Q.No. 6. Prove that the ratio of the areas of two similar triangles is equal to the square of the ratio of their corresponding medians.

Solution:

Consider about two similar triangles ABC and PQR.
AX, BY and CZ are the medians of ABC. PK, QL and RM are medians of PQR.

Since,
ABC and PQR are similar triangles.
ar(ABC)/ar(PQR) = (AB/PQ)² = (BC/QR)² = (AC/PR)² ---------------------- (i)

Since,
AX and PK are medians of ABC and PQR.
Therefore,
Triangles ABX and PQK are similar.
ar(ABX)/ar(PQK) = (AB/PQ)² = (AX/PK)² ---------------------- (ii)

Now, from (i) and (ii).

The ratio of the area of two similar triangles is equal to the square of the ratio of their corresponding medians. Proved.
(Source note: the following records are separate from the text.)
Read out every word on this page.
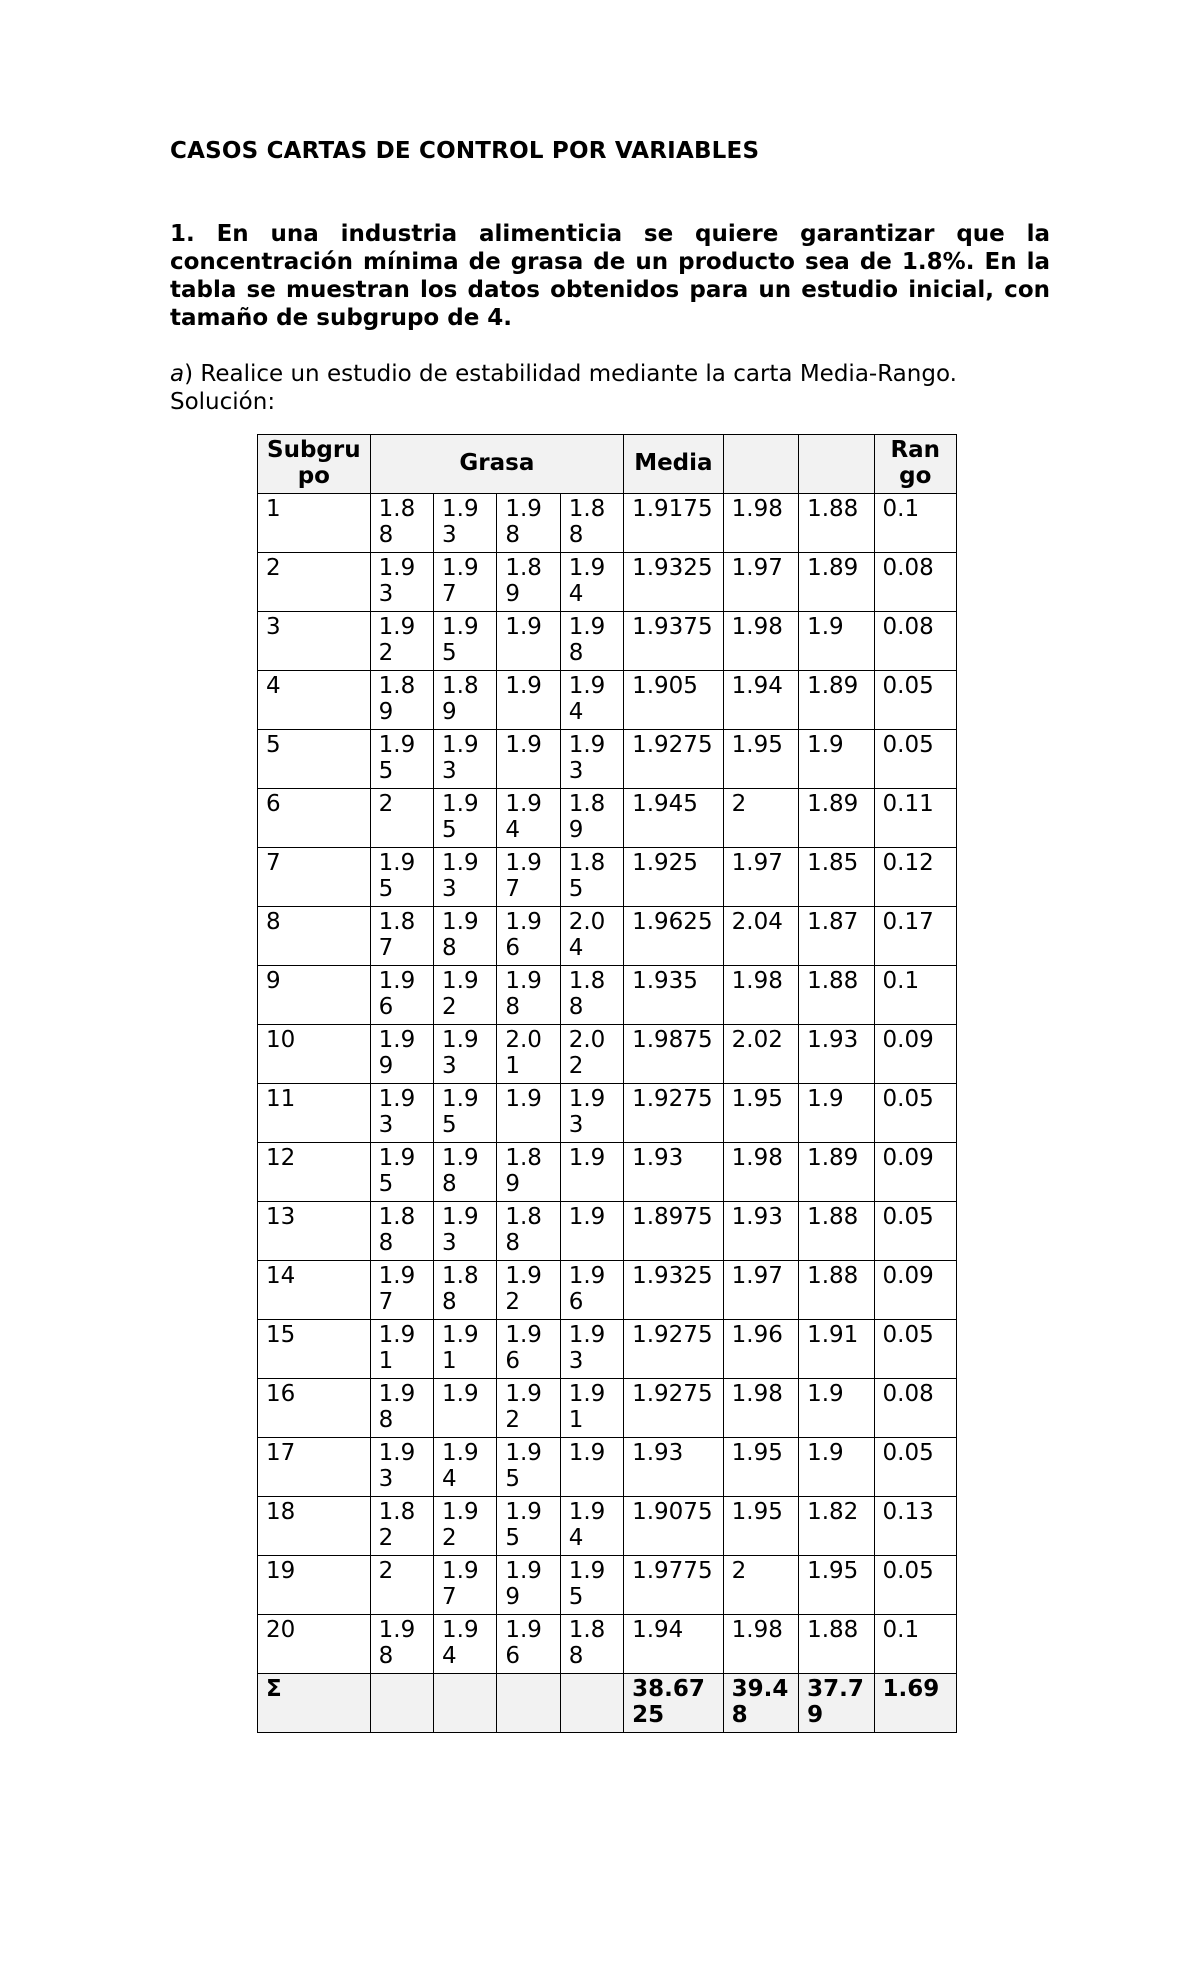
CASOS CARTAS DE CONTROL POR VARIABLES

1. En una industria alimenticia se quiere garantizar que la concentración mínima de grasa de un producto sea de 1.8%. En la tabla se muestran los datos obtenidos para un estudio inicial, con tamaño de subgrupo de 4.

a) Realice un estudio de estabilidad mediante la carta Media-Rango.
Solución:
Subgrupo	Grasa				Media			Rango
1	1.88	1.93	1.98	1.88	1.9175	1.98	1.88	0.1
2	1.93	1.97	1.89	1.94	1.9325	1.97	1.89	0.08
3	1.92	1.95	1.9	1.98	1.9375	1.98	1.9	0.08
4	1.89	1.89	1.9	1.94	1.905	1.94	1.89	0.05
5	1.95	1.93	1.9	1.93	1.9275	1.95	1.9	0.05
6	2	1.95	1.94	1.89	1.945	2	1.89	0.11
7	1.95	1.93	1.97	1.85	1.925	1.97	1.85	0.12
8	1.87	1.98	1.96	2.04	1.9625	2.04	1.87	0.17
9	1.96	1.92	1.98	1.88	1.935	1.98	1.88	0.1
10	1.99	1.93	2.01	2.02	1.9875	2.02	1.93	0.09
11	1.93	1.95	1.9	1.93	1.9275	1.95	1.9	0.05
12	1.95	1.98	1.89	1.9	1.93	1.98	1.89	0.09
13	1.88	1.93	1.88	1.9	1.8975	1.93	1.88	0.05
14	1.97	1.88	1.92	1.96	1.9325	1.97	1.88	0.09
15	1.91	1.91	1.96	1.93	1.9275	1.96	1.91	0.05
16	1.98	1.9	1.92	1.91	1.9275	1.98	1.9	0.08
17	1.93	1.94	1.95	1.9	1.93	1.95	1.9	0.05
18	1.82	1.92	1.95	1.94	1.9075	1.95	1.82	0.13
19	2	1.97	1.99	1.95	1.9775	2	1.95	0.05
20	1.98	1.94	1.96	1.88	1.94	1.98	1.88	0.1
Σ					38.6725	39.48	37.79	1.69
7. Prove that area of an equilateral triangle described on one side of a square is equal to half the area of the equilateral triangle described on one of its diagonals.

Solution:

Let the side of the square be X.
Diagonals of the square = ✔️2 X

Area of equilateral triangle on diagonal = 2✔️3X²/4 ------- (i)
Area of equilateral triangles on side = ✔️3X²/4 ------ (ii)

Now, from (i) and (ii)

Area of an equilateral triangle described on one side of a square is equal to half the area of the equilateral triangle described on one of its diagonals.

Proved

Areas of Similar Triangles

Class X

Theorem

"The ratios of areas of two triangles is equal to the square of the ratio of their corresponding sides".

Solution:-

Given

△ABC ~ △PQR

Therefore,

AB/PQ = BC/QR = CA/RP

To prove that

ar(ABC)/ar(PQR) = (AB/PQ)² = (BC/QR)² = (CA/RP)²

Construction

Draw AM ⫡ BC and PN ⫡ QR

Proof

ar(ABC) = BCxAM/2 ---------------- (i)

ar(PQR) = QRxPN/2 ----------------- (ii)

Now, from (i) and (ii)

ar(ABC)/ar(PQR) = BCxAM/QRxPN ------------ (iii)

Now, consider in △ABM and △PQN

<B = <Q     (△ABC ~ △PQR)

<M = <N    ( Each 90⁰)

Hence,

△ABM ~ △PQN  (AA similarity)

Therefore,

AM/PN = AB/PQ

Hence,

AM/PN = AB/PQ = BC/QR = CA/RP

Now, from (iii)

ar(ABC)/ar(PQR) = (AB/PQ)² = (BC/QR)² = (CA/RP)² Proved.